A new X-ray technique that works alongside a deep learning algorithm to detect explosives in luggage could eventually catch potentially deadly tumors in humans.
Concealing explosives inside electronics and other objects can make it difficult to detect them using conventional X-ray techniques. A new X-ray method, in conjunction with an AI identification algorithm, was able to detect explosives with 100% accuracy under test conditions, according to new research.
While the most obvious application would be to scan for bombs and other dangerous items and substances at airports, the findings, described in Nature Communications today, could also help to detect cracks and rust in buildings, and eventually identify early-stage tumors.
A team of researchers from UCL hid small quantities of explosives, including Semtex and C4, inside electrical items, such as laptops, hairdryers and mobile phones. The items were placed inside bags with toothbrushes, chargers, paracetamol and other everyday objects to closely replicate a traveler’s bag.

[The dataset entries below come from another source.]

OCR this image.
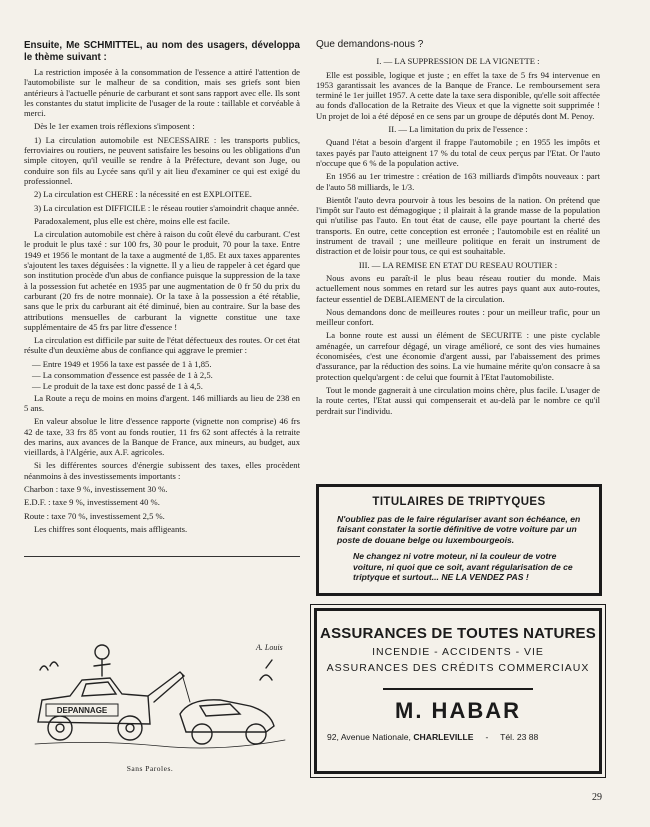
Ensuite, Me SCHMITTEL, au nom des usagers, développa le thème suivant :

La restriction imposée à la consommation de l'essence a attiré l'attention de l'automobiliste sur le malheur de sa condition, mais ses griefs sont bien antérieurs à l'actuelle pénurie de carburant et sont sans rapport avec elle. Ils sont les constantes du statut implicite de l'usager de la route : taillable et corvéable à merci.

Dès le 1er examen trois réflexions s'imposent :

1) La circulation automobile est NECESSAIRE : les transports publics, ferroviaires ou routiers, ne peuvent satisfaire les besoins ou les obligations d'un simple citoyen, qu'il veuille se rendre à la Préfecture, devant son Juge, ou conduire son fils au Lycée sans qu'il y ait lieu d'examiner ce qui est exigé du professionnel.

2) La circulation est CHERE : la nécessité en est EXPLOITEE.

3) La circulation est DIFFICILE : le réseau routier s'amoindrit chaque année.

Paradoxalement, plus elle est chère, moins elle est facile.

La circulation automobile est chère à raison du coût élevé du carburant. C'est le produit le plus taxé : sur 100 frs, 30 pour le produit, 70 pour la taxe. Entre 1949 et 1956 le montant de la taxe a augmenté de 1,85. Et aux taxes apparentes s'ajoutent les taxes déguisées : la vignette. Il y a lieu de rappeler à cet égard que son institution procède d'un abus de confiance puisque la suppression de la taxe à la possession fut achetée en 1935 par une augmentation de 0 fr 50 du prix du carburant (20 frs de notre monnaie). Or la taxe à la possession a été rétablie, sans que le prix du carburant ait été diminué, bien au contraire. Sur la base des attributions mensuelles de carburant la vignette constitue une taxe supplémentaire de 45 frs par litre d'essence !

La circulation est difficile par suite de l'état défectueux des routes. Or cet état résulte d'un deuxième abus de confiance qui aggrave le premier :

— Entre 1949 et 1956 la taxe est passée de 1 à 1,85.
— La consommation d'essence est passée de 1 à 2,5.
— Le produit de la taxe est donc passé de 1 à 4,5.

La Route a reçu de moins en moins d'argent. 146 milliards au lieu de 238 en 5 ans.

En valeur absolue le litre d'essence rapporte (vignette non comprise) 46 frs 42 de taxe, 33 frs 85 vont au fonds routier, 11 frs 62 sont affectés à la retraite des marins, aux avances de la Banque de France, aux mineurs, au budget, aux vieillards, à l'Algérie, aux A.F. agricoles.

Si les différentes sources d'énergie subissent des taxes, elles procèdent néanmoins à des investissements importants :

Charbon : taxe 9 %, investissement 30 %.

E.D.F. : taxe 9 %, investissement 40 %.

Route : taxe 70 %, investissement 2,5 %.

Les chiffres sont éloquents, mais affligeants.

DEPANNAGE
A. Louis
Sans Paroles.
Que demandons-nous ?
I. — LA SUPPRESSION DE LA VIGNETTE :

Elle est possible, logique et juste ; en effet la taxe de 5 frs 94 intervenue en 1953 garantissait les avances de la Banque de France. Le remboursement sera terminé le 1er juillet 1957. A cette date la taxe sera disponible, qu'elle soit affectée au fonds d'allocation de la Retraite des Vieux et que la vignette soit supprimée ! Un projet de loi a été déposé en ce sens par un groupe de députés dont M. Penoy.

II. — La limitation du prix de l'essence :

Quand l'état a besoin d'argent il frappe l'automobile ; en 1955 les impôts et taxes payés par l'auto atteignent 17 % du total de ceux perçus par l'Etat. Or l'auto n'occupe que 6 % de la population active.

En 1956 au 1er trimestre : création de 163 milliards d'impôts nouveaux : part de l'auto 58 milliards, le 1/3.

Bientôt l'auto devra pourvoir à tous les besoins de la nation. On prétend que l'impôt sur l'auto est démagogique ; il plairait à la grande masse de la population qui n'utilise pas l'auto. En tout état de cause, elle paye pourtant la cherté des transports. En outre, cette conception est erronée ; l'automobile est en réalité un instrument de travail ; une meilleure politique en ferait un instrument de distraction et de loisir pour tous, ce qui est souhaitable.

III. — LA REMISE EN ETAT DU RESEAU ROUTIER :

Nous avons eu paraît-il le plus beau réseau routier du monde. Mais actuellement nous sommes en retard sur les autres pays quant aux auto-routes, facteur essentiel de DEBLAIEMENT de la circulation.

Nous demandons donc de meilleures routes : pour un meilleur trafic, pour un meilleur confort.

La bonne route est aussi un élément de SECURITE : une piste cyclable aménagée, un carrefour dégagé, un virage amélioré, ce sont des vies humaines économisées, c'est une économie d'argent aussi, par l'abaissement des primes d'assurance, par la réduction des soins. La vie humaine mérite qu'on consacre à sa protection quelqu'argent : de celui que fournit à l'Etat l'automobiliste.

Tout le monde gagnerait à une circulation moins chère, plus facile. L'usager de la route certes, l'Etat aussi qui compenserait et au-delà par le nombre ce qu'il perdrait sur l'individu.

TITULAIRES DE TRIPTYQUES
N'oubliez pas de le faire régulariser avant son échéance, en faisant constater la sortie définitive de votre voiture par un poste de douane belge ou luxembourgeois.
Ne changez ni votre moteur, ni la couleur de votre voiture, ni quoi que ce soit, avant régularisation de ce triptyque et surtout... NE LA VENDEZ PAS !
ASSURANCES DE TOUTES NATURES
INCENDIE - ACCIDENTS - VIE
ASSURANCES DES CRÉDITS COMMERCIAUX
M. HABAR
92, Avenue Nationale, CHARLEVILLE - Tél. 23 88
29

While standard X-ray machines hit objects with a uniform field of X-rays, the team scanned the bags using a custom-built X-ray security scanner containing masks—sheets of metal with holes punched into them, which separate the beams into an array of smaller beamlets.

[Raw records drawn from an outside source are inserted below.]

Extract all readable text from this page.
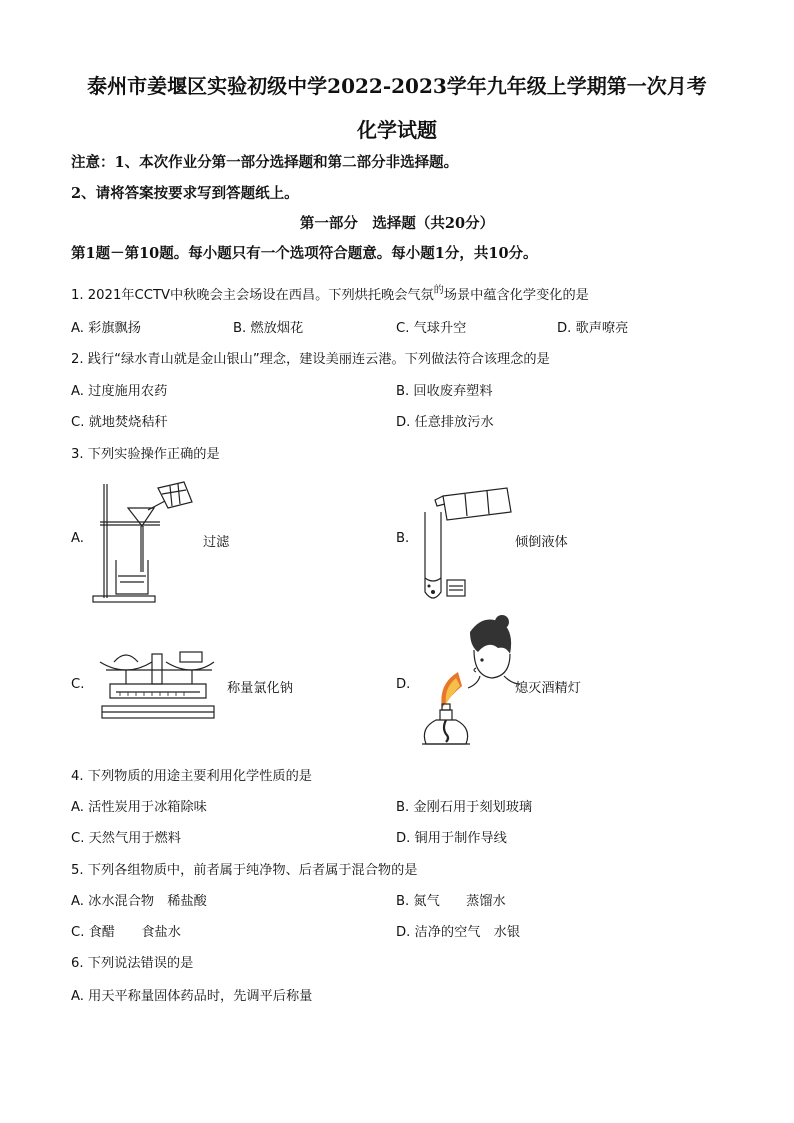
泰州市姜堰区实验初级中学2022-2023学年九年级上学期第一次月考
化学试题
注意：1、本次作业分第一部分选择题和第二部分非选择题。
2、请将答案按要求写到答题纸上。
第一部分　选择题（共20分）
第1题－第10题。每小题只有一个选项符合题意。每小题1分，共10分。
1. 2021年CCTV中秋晚会主会场设在西昌。下列烘托晚会气氛$^的$场景中蕴含化学变化的是
A. 彩旗飘扬	B. 燃放烟花	C. 气球升空	D. 歌声嘹亮
2. 践行“绿水青山就是金山银山”理念，建设美丽连云港。下列做法符合该理念的是
A. 过度施用农药	B. 回收废弃塑料
C. 就地焚烧秸秆	D. 任意排放污水
3. 下列实验操作正确的是
A.	过滤	B.	倾倒液体
C.	称量氯化钠	D.	熄灭酒精灯
4. 下列物质的用途主要利用化学性质的是
A. 活性炭用于冰箱除味	B. 金刚石用于刻划玻璃
C. 天然气用于燃料	D. 铜用于制作导线
5. 下列各组物质中，前者属于纯净物、后者属于混合物的是
A. 冰水混合物　稀盐酸	B. 氮气　　蒸馏水
C. 食醋　　食盐水	D. 洁净的空气　水银
6. 下列说法错误的是
A. 用天平称量固体药品时，先调平后称量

As the beamlets passed through the bag and its contents, they were scattered at angles as small as a microradian (around 20,000 times smaller than a degree).The scattering was analyzed by AI trained to recognize the texture of specific materials based on a particular pattern of angle changes.

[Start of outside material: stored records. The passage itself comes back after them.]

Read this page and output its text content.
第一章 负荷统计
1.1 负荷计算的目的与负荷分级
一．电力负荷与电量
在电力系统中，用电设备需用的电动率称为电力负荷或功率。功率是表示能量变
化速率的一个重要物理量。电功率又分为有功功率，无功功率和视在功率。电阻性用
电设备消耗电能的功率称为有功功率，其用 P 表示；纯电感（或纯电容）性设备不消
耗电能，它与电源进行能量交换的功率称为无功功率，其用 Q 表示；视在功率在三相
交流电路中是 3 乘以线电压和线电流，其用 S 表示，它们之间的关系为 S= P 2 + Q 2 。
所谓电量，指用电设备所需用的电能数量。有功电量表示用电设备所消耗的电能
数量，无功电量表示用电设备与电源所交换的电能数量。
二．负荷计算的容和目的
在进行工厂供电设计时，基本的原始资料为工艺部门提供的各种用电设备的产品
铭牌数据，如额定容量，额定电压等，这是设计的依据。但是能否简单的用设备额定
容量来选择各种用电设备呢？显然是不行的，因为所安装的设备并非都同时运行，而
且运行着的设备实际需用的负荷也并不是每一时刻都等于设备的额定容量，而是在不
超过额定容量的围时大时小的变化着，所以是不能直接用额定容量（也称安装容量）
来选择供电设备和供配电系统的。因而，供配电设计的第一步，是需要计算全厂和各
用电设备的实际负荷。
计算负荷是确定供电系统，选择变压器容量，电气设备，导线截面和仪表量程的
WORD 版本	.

The AI is exceptionally good at picking up the textures of these materials, even when they’re hidden inside other objects, says lead author Sandro Olivo, from UCL Medical Physics & Biomedical Engineering. “Even if we hide a small quantity of explosive somewhere, because there will be a little bit of texture in the middle of many other things, the algorithm will find it.”
The algorithm was able to correctly identify explosives in every experiment carried out under test conditions, although the team acknowledged it would be unrealistic to expect such a high level of accuracy in future larger studies that resembled real-world conditions more closely.
The technique could be used in medical applications too, particularly cancer-screening, the team believes. Although Olivo and his team are yet to test whether the technique could successfully differentiate the texture of a tumor from the surrounding healthy breast tissue, for example, he’s excited by the possibility of detecting very small tumors that could have gone previously undetected behind a patient’s ribcage.
“I’d love to do it one day,” he adds. “If we get a similar hit-rate in detecting texture in tumors, the potential for early diagnosis is huge.”
But the human body is a significantly more challenging environment to scan than static, air-filled objects like bags, points out Kevin Wells, associate professor at the University of Surrey, who was not involved in the study. Additionally, the researchers would need to downsize the bulky equipment and ensure the cost of screening was equivalent to existing techniques before it could be considered as a potential screening method for humans.
“What’s presented here looks extremely promising. I think it has great potential for certain types of threat detection, and for detecting cracks,” he says.
“For the medical, cancer-type application, it’s a possibility, but there are a few steps to go before you could demonstrate efficacy in a clinical context.”